To offer appropriate retesting requires knowledge of the primer set originally used in sequencing an individual and knowledge of the exons which may have been vulnerable to allele dropout with that primer set (Table 3). For primers vulnerable only to very low-frequency SNPs restricted to a single ethnic group, patient ethnicity might also be taken into consideration in customizing an appropriate panel for retesting.

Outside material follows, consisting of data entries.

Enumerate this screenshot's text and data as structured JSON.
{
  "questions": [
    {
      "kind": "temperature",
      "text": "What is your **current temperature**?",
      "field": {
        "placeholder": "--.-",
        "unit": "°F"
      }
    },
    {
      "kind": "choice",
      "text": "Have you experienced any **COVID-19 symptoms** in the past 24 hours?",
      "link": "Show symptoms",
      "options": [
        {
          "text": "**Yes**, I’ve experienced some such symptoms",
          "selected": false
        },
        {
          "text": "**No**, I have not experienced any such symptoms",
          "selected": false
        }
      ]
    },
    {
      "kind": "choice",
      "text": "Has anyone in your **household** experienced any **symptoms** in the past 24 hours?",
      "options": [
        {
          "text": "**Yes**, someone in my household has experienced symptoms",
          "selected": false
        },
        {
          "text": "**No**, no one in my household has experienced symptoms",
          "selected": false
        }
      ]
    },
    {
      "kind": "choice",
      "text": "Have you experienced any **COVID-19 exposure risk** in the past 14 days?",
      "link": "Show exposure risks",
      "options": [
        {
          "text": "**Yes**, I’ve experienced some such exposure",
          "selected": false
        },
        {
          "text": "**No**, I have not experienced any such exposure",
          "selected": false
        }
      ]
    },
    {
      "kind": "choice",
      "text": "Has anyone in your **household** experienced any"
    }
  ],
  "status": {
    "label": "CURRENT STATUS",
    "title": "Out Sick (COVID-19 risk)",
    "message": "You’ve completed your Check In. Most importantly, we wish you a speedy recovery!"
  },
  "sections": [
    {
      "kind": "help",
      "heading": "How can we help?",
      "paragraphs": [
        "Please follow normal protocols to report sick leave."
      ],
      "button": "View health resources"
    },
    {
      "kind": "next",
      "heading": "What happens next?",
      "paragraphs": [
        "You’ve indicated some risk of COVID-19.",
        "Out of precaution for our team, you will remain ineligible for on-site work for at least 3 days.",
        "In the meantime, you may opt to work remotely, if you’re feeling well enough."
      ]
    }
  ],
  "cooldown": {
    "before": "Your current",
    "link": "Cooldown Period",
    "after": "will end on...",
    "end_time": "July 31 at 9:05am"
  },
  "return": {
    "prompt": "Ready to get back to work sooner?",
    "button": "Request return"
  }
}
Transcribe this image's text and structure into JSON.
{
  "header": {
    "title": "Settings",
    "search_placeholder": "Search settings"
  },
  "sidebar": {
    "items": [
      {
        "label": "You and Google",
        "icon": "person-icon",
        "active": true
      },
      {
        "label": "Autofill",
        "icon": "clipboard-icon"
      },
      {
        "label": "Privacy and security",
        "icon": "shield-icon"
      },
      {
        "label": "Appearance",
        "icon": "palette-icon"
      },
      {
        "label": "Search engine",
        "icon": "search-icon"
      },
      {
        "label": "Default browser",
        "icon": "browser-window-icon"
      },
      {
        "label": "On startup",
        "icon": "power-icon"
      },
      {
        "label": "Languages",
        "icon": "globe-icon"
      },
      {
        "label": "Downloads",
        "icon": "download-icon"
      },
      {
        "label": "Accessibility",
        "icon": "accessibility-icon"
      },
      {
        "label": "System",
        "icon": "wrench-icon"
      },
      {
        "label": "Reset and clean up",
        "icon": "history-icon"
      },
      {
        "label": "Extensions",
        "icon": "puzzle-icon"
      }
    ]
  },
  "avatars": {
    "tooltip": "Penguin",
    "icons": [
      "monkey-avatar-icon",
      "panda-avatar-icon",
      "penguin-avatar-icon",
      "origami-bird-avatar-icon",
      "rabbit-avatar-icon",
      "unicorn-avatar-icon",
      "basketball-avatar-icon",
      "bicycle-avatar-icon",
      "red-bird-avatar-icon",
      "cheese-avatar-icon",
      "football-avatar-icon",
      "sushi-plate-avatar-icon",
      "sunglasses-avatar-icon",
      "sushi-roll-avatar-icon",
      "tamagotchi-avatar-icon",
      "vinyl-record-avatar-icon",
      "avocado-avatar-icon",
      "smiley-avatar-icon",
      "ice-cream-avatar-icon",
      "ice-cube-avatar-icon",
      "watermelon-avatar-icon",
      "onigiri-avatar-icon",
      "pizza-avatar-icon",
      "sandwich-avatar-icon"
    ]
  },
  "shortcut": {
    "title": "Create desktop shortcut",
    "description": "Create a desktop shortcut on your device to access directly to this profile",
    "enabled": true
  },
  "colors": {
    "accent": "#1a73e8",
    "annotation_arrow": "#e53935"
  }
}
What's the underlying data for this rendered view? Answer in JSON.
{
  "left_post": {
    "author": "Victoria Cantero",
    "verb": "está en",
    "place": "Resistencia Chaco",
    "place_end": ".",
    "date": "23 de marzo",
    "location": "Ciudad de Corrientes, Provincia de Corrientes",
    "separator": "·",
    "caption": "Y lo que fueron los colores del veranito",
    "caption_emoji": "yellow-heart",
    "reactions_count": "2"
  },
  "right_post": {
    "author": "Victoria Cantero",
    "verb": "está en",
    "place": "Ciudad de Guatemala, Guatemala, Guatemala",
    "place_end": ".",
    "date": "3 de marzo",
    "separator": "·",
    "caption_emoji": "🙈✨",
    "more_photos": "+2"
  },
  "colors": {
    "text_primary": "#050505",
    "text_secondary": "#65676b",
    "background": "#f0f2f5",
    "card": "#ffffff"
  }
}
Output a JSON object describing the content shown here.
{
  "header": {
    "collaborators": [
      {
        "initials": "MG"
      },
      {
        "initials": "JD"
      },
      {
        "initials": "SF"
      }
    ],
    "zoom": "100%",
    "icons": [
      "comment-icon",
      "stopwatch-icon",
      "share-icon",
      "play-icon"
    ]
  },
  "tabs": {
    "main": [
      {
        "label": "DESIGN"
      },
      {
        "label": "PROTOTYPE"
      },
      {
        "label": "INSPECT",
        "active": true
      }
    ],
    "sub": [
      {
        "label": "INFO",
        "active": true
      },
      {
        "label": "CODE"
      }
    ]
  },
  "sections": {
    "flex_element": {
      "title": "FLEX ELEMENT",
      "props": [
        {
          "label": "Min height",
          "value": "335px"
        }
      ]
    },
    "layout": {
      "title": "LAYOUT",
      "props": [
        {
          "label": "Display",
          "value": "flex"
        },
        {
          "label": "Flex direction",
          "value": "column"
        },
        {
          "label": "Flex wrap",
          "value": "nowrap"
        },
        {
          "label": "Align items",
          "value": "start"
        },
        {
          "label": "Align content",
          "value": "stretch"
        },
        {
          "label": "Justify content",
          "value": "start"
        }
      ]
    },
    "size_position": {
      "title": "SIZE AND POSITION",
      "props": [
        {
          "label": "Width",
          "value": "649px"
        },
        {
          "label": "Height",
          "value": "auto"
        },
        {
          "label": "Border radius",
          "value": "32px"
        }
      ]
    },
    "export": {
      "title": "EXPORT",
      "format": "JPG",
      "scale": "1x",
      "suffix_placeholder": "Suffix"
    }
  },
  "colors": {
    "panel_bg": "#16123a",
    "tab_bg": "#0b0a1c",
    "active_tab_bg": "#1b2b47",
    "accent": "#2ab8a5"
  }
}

Allele dropout cannot always be predicted or prevented, but scrutinizing the relevant primer regions for SNPs is a rational approach toward optimal sensitivity of this sequencing assay for detecting CDH1 variants. Known SNP data should be incorporated into the design of PCR-based assays whenever possible, but especially in cases of highly polymorphic genes for which an incorrect test result may have devastating consequences for patient care. CDH1 testing certainly falls into this category, and we therefore make the very specific recommendation that primers binding to regions with known SNPs should not be incorporated into clinical CDH1 sequencing assays.